Pixel‐scale assessment and uncertainty analysis of AIRS and MODIS ice cloud optical thickness and effective radius

Comparisons of collocated Atmospheric Infrared Sounder (AIRS) and Moderate Resolution Imaging Spectroradiometer (MODIS) ice cloud optical thickness (τ) and effective radius (re) retrievals and their uncertainty estimates are described at the pixel scale. While an estimated 27% of all AIRS fields of view contain ice cloud, only 7% contain spatially uniform ice according to the MODIS 1 km optical property phase mask. The ice cloud comparisons are partitioned by horizontal variability in cloud amount, cloud top thermodynamic phase, vertical layering of clouds, and other parameters. The magnitudes of τ and re and their relative uncertainties are compared for a wide variety of pixel‐scale cloud complexity. The correlations of τ and re between the two instruments are strong functions of horizontal cloud heterogeneity and vertical cloud structure, with the highest correlations found in single‐layer, horizontally homogeneous clouds over the low‐latitude tropical oceans. While the τ comparisons are essentially unbiased for homogeneous ice cloud with variability that depends on scene complexity, a bias of 5–10 µm remains in re within the most homogeneous scenes identified, consistent with known radiative transfer differences in the visible and infrared bands.
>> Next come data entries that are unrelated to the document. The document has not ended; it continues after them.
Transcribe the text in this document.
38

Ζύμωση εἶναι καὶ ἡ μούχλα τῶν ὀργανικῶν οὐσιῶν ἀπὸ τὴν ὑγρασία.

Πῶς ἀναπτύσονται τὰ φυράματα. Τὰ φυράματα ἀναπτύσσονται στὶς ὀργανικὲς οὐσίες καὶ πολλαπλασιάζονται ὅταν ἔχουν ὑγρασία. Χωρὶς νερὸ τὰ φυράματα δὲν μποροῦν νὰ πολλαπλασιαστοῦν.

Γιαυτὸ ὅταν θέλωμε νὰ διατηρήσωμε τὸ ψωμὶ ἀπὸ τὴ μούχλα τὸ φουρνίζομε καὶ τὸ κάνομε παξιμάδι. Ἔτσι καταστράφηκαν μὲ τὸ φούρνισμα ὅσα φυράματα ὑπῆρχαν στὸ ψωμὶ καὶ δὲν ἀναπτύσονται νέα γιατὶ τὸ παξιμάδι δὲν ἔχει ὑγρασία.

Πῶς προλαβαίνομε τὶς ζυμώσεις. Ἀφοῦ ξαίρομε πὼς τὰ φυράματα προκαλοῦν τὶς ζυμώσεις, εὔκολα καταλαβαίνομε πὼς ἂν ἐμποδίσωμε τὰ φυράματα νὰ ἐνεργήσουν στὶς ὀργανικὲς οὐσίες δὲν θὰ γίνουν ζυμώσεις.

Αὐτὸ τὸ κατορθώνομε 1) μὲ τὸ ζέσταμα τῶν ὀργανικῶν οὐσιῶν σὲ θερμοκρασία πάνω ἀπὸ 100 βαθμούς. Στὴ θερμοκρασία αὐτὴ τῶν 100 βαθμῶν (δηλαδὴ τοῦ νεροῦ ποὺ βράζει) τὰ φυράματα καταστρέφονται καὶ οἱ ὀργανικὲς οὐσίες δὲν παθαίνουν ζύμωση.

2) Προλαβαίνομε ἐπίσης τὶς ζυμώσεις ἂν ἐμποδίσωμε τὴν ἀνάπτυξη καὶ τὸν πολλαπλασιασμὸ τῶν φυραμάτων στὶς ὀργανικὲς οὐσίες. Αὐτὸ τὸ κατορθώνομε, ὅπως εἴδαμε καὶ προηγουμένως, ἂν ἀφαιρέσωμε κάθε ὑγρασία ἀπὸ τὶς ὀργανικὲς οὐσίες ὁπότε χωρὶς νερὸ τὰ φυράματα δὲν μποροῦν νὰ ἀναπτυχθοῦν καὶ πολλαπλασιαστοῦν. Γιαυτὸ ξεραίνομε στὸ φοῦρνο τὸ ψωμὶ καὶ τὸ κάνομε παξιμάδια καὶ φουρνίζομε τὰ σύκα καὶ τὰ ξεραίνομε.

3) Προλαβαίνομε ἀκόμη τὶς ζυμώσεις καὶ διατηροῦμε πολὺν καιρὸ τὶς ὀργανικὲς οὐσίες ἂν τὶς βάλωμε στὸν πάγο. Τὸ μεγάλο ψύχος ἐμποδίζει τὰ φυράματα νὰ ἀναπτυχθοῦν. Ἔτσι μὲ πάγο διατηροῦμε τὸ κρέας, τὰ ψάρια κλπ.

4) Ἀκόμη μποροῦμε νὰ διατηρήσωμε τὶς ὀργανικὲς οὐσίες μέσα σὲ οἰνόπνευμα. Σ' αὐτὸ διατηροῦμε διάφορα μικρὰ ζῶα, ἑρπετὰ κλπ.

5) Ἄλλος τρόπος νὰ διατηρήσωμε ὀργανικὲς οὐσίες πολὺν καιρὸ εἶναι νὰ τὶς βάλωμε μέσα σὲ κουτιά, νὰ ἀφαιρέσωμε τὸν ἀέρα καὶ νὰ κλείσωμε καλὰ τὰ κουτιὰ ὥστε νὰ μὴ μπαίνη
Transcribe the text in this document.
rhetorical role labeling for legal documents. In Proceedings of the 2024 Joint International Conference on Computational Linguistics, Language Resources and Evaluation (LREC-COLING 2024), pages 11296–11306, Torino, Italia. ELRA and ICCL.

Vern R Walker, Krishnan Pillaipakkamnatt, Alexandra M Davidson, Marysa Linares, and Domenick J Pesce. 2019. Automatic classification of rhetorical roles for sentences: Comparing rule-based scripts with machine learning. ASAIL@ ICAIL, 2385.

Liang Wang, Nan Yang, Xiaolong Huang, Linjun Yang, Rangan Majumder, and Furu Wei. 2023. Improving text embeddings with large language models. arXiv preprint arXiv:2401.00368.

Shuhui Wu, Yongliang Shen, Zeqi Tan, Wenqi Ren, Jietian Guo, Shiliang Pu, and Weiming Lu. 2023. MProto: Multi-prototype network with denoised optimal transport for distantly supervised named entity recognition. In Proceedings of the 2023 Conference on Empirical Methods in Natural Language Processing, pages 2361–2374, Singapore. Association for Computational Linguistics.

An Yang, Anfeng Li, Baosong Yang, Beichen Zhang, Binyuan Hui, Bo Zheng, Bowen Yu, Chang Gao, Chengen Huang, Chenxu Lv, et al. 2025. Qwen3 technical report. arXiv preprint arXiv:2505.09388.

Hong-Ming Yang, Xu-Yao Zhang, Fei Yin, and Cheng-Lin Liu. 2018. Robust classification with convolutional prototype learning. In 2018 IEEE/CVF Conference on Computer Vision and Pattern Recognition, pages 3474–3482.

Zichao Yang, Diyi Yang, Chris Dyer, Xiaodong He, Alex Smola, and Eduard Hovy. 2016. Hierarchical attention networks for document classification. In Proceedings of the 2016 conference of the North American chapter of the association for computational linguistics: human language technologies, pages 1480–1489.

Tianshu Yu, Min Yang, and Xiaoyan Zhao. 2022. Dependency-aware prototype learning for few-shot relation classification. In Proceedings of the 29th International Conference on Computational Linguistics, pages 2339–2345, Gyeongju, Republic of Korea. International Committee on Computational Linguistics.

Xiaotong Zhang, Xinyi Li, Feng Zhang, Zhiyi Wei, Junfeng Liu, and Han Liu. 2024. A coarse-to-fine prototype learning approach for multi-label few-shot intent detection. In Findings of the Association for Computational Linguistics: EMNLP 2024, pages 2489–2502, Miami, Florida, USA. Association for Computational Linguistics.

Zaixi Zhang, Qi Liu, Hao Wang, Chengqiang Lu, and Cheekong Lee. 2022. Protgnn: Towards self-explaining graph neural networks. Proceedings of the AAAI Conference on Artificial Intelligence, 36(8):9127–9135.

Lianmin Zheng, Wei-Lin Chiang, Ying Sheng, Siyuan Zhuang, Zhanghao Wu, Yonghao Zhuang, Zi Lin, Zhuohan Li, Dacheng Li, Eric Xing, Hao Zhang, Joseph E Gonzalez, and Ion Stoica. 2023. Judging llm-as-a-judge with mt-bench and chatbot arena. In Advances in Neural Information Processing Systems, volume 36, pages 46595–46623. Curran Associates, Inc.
The AIRS and MODIS uncertainty estimates reflect the wide variety of cloud complexity, with greater magnitudes in scenes with larger horizontal variability. The AIRS averaging kernels suggest scene‐dependent information content that is consistent with infrared sensitivity to ice clouds. The AIRS‐normalized χ2 radiance fits suggest that accounting for horizontal cloud variability is likely to improve the AIRS ice cloud retrievals.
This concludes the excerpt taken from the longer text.